A data dictionary can take many forms, from a simple .csv you create in Excel to a complex, nested set of json definitions and everything in between. It captures your metadata: the data about the data you collect. Consider what you would want to know about a dataset a collaborator from another institution gave you. Some of these metadata will need to be recorded as part of data collection, as they’ll change with each subject, and others are static across the study and should be included in a data dictionary.

  • Units – is age in months, whole years, years:months, decimal years, categories like “under 12”?
  • Source – is IQ from the WISC-IV? The DAS-II? Which IQ score – verbal, non-verbal, full-scale?
  • Coding mechanism – was the observation double-coded by two raters?
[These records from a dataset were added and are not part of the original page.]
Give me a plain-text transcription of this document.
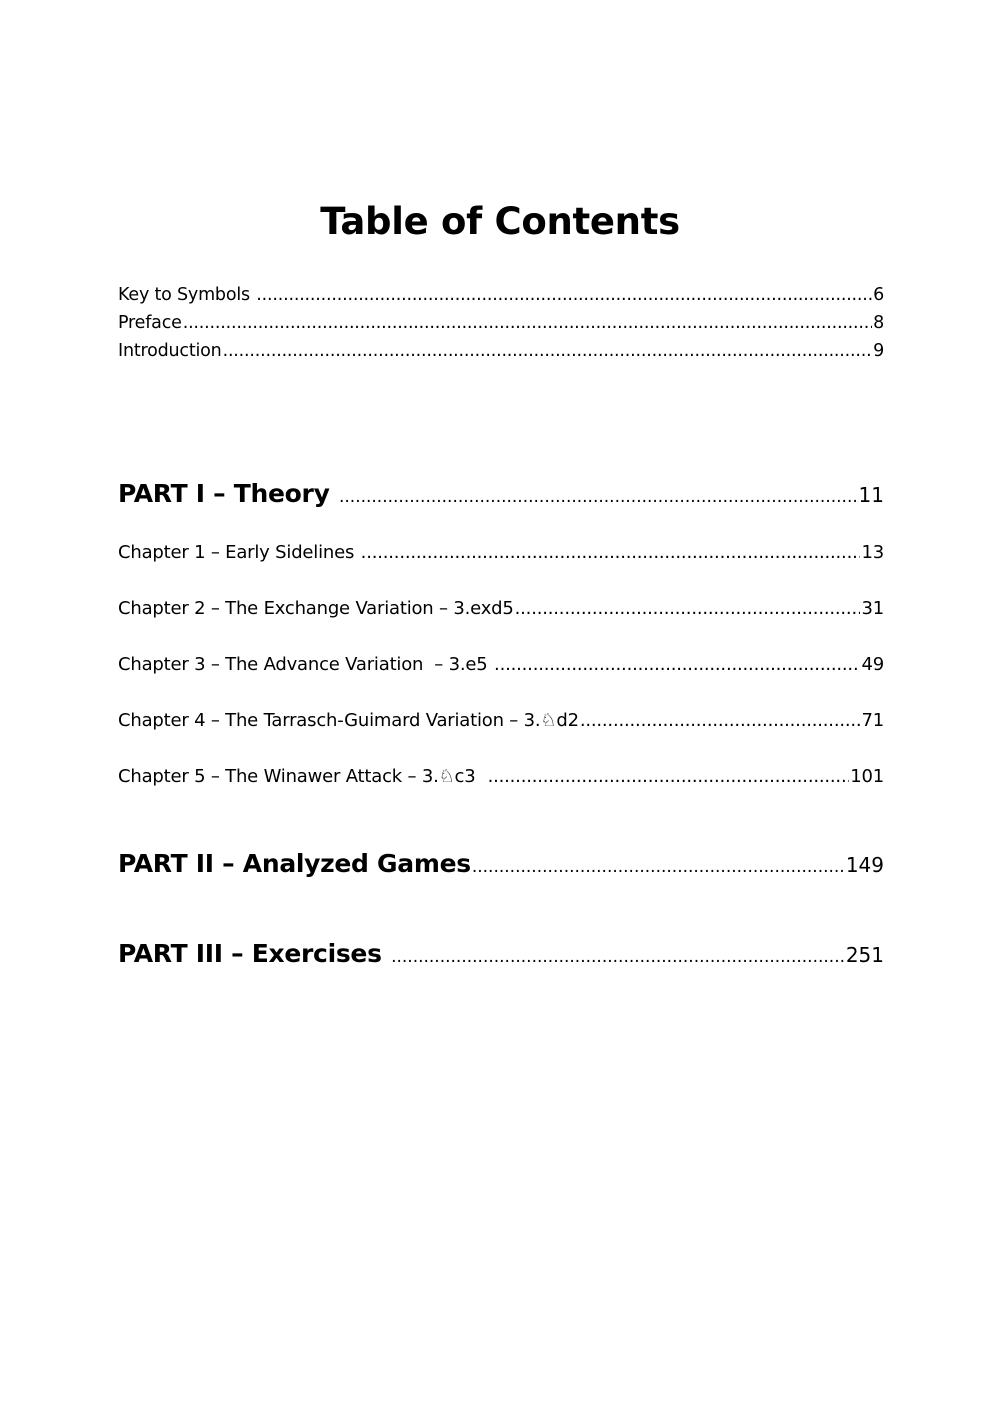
Table of Contents
Key to Symbols .....	6
Preface .....	8
Introduction .....	9
PART I – Theory .....	11
Chapter 1 – Early Sidelines .....	13
Chapter 2 – The Exchange Variation – 3.exd5 .....	31
Chapter 3 – The Advance Variation  – 3.e5 .....	49
Chapter 4 – The Tarrasch-Guimard Variation – 3.♘d2 .....	71
Chapter 5 – The Winawer Attack – 3.♘c3 .....	101
PART II – Analyzed Games .....	149
PART III – Exercises .....	251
How were raters judged as to their reliability?
  • Reasonable values – should you expect only integers? Decimals? Positive numbers only?
  • Text of the question – were parents asked “Does your child sleep through the night?” or “Has your child slept through the night more than 90% of the time for the past 6 months?”
  • Equipment – what kind of EEG machine created these measurements?
  • Laboratory methods – how was microbial contamination controlled? What protocol was used to count cells?
  • Date of collection – how old was the subject? What time of year was it?
  • Time of collection – what time of day?
  • Temperature, humidity, other climate effects – was the skin swab collected on a hot, humid day in mid-summer or in an air-conditioned hospital on inpatients?
  • Who did the collection – did a psychiatric nurse administer the screening? A research assistant?
  • Missing data information – why are some elements missing?
  • Data interpolation – was any interpolation of missing data carried out? Was proxy data included?
  • Reporter – who filled out the phenotypic questionnaire? The subject? Their parents? A teacher? A spouse?
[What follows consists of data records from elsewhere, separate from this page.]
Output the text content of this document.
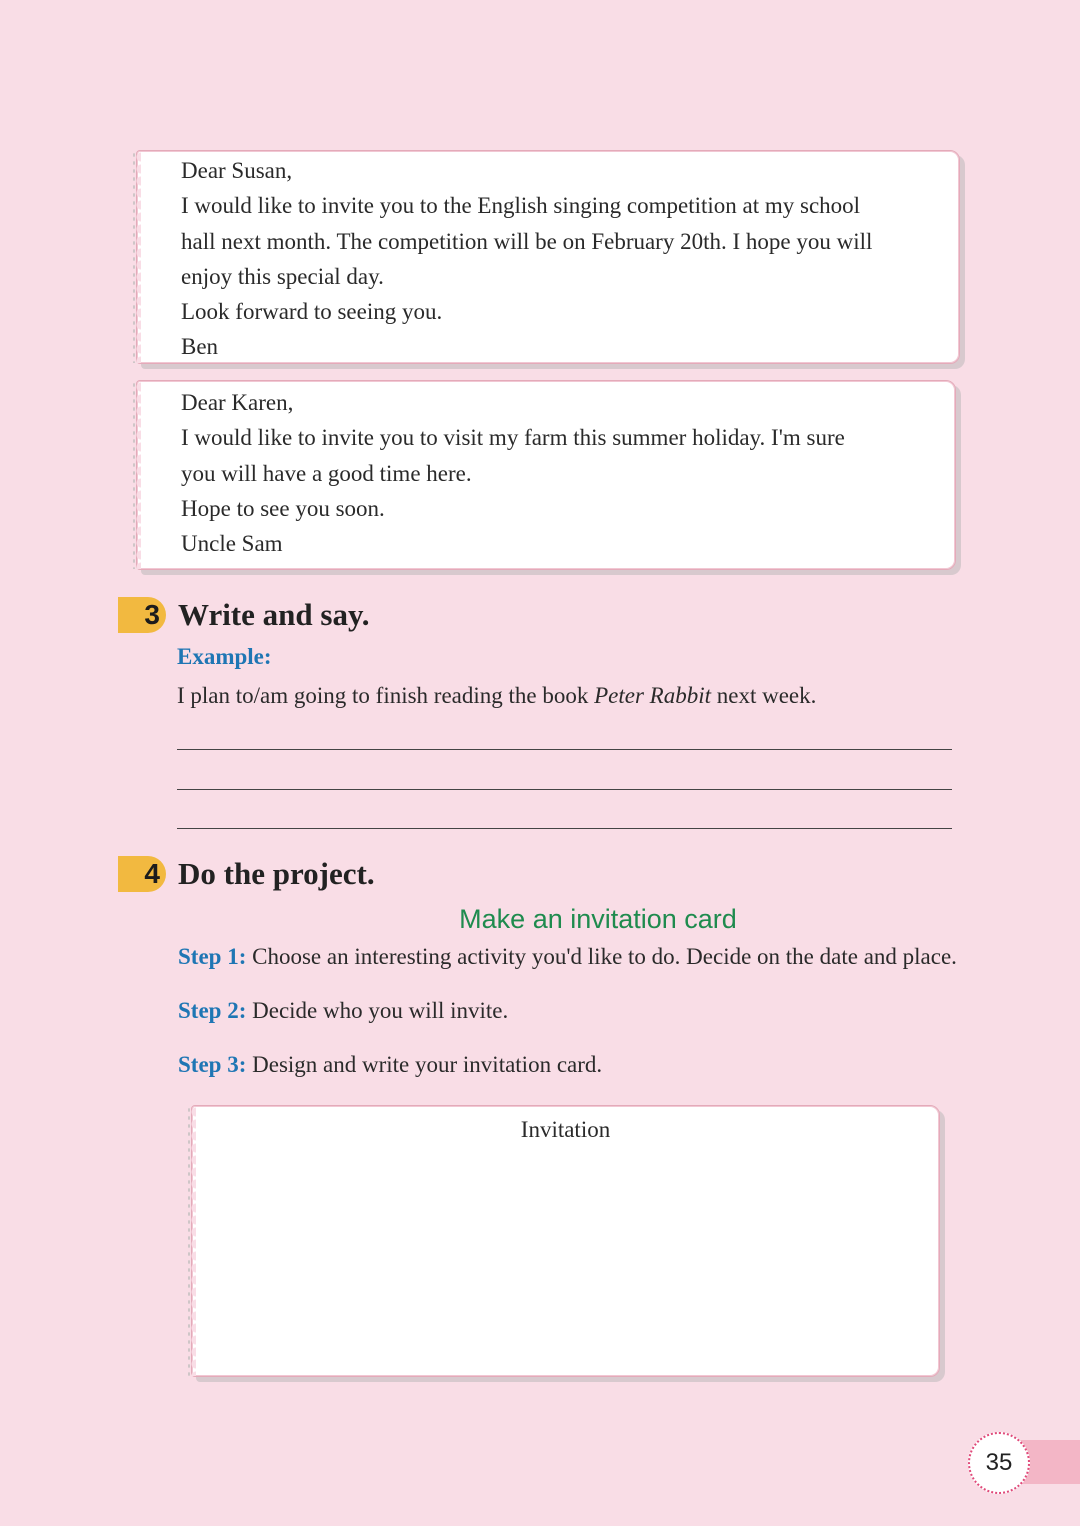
Dear Susan,
I would like to invite you to the English singing competition at my school
hall next month. The competition will be on February 20th. I hope you will
enjoy this special day.
Look forward to seeing you.
Ben
Dear Karen,
I would like to invite you to visit my farm this summer holiday. I'm sure
you will have a good time here.
Hope to see you soon.
Uncle Sam
3 Write and say.
Example:
I plan to/am going to finish reading the book Peter Rabbit next week.
4 Do the project.
Make an invitation card
Step 1: Choose an interesting activity you'd like to do. Decide on the date and place.
Step 2: Decide who you will invite.
Step 3: Design and write your invitation card.
Invitation
35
At the very least, a data dictionary should include the variable name, what it measures (as precisely as possible), and the data type. You can do this in Excel and save it as a .csv:

Variable Name Description Data Type
age subject age at time of data collection, in whole months integer
IQ Full-scale IQ standard score as measured by WISC-IV, administered by clinical psychologist integer
hemoglobin g/dl decimal
diabetes_dx Current type 2 diabetes dx in medical record Categorical : True / False

You could also include notes fields in the table, and/or supplement your data dictionary proper with a text document briefly outlining collection, coding, and data entry methods.

This all seems like a lot of work, but in a busy lab, it isn’t terribly unusual to have flux – research assistants and post docs coming through and doing work for a period of time, then leaving, without having documented their assumptions or methods. It’s disheartening to find data that is poorly annotated and requires hours or days of work to fully grasp. Additionally, creating a robust data dictionary at the start of your work allows you both to make sure you’re collecting all the things you need and gives you a jump start on your methods section of any publications. Additionally, it might make you aware of data collection issues. Realizing that certain data points might not be available for certain subjects, or narrowing down on only certain data sources may mean you need to recruit more subjects, or more broadly.